«Gli incidenti sono il frutto d’una gestione da buttare»

Abbattimenti sotto processo
Abbattimenti sotto processo
Abbattimenti sotto processo
Abbattimenti sotto processo

Arriva anche dagli ambientalisti un commento del tragico incidente avvenuto lungo la «A1», ed è naturalmente fuori dal coro. La Lega per l’abolizione della caccia «esprime le più sentite condoglianze e la propria vicinanza ai parenti della vittima e alle persone ferite da questo drammatico incidente, e vorrebbe che l’assessore regionale lombardo all’Agricoltura Fabio Rolfi e i vertici della Coldiretti facessero altrettanto, evitando di speculare ancora una volta sul caso cinghiali». Secondo la Lac si sta infatti «dimenticando, come sempre, di citare l’origine del problema e di ammettere i clamorosi errori gestionali fatti finora. Questa tragedia è la conseguenza di una pessima gestione di questa specie, che per decenni ha previsto solo abbattimenti e nessuna prevenzione dei danni e degli incidenti stradali. Ci si dimentica poi del fatto che sono stati i cacciatori a importare dall’Est europeo e liberare esemplari di dimensioni maggiori e molto più prolifici rispetto alla varietà autoctona, mentre proprio ai cacciatori si vuole delegare una eradicazione che loro per primi non vogliono». «DA ANNI - prosegue l’associazione - la Lac ricorda che la pressione venatoria frammenta i branchi altrimenti stabili, e crea piccoli gruppi che si riproducono rapidamente occupando i territori appena “liberati“. Da anni ricorda anche la pratica dell’alimentazione artificiale, attuata perché questi ungulati continuino a rappresentare una occasione per sparare ovunque e tutto l’anno.

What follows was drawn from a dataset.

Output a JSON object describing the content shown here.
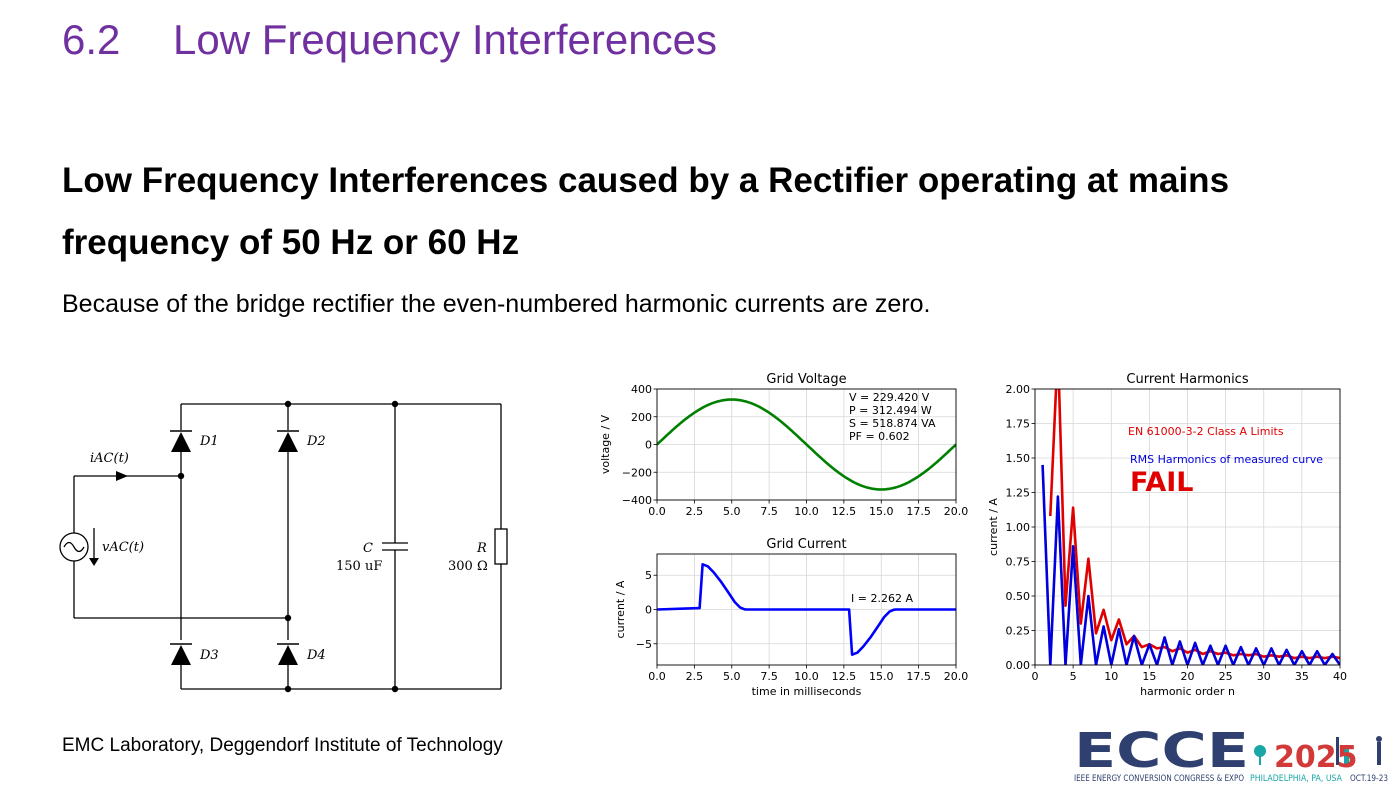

Ogni anno l’esercito delle doppiette fa decine di vittime e centinaia di feriti: tanti chiedono altre fucilate e nessuno dice che è proprio quella caccia senza quartiere invocata e già ampiamente praticata a spingere i cinghiali (che proprio a causa degli abbattimenti paradossalmente crescono di numero) braccati da mute di cani, a rifugiarsi vicino ai centri abitati e ad avvicinarsi a infrastrutture come le strade che normalmente eviterebbero». «Per questi motivi - è la conclusione - la Coldiretti e l’assessore lombardo farebbero meglio a chiudere piuttosto gli spari e a promuovere azioni per far risarcire i danni provocati da questa specie da chi l’ha importata e liberata sul territorio».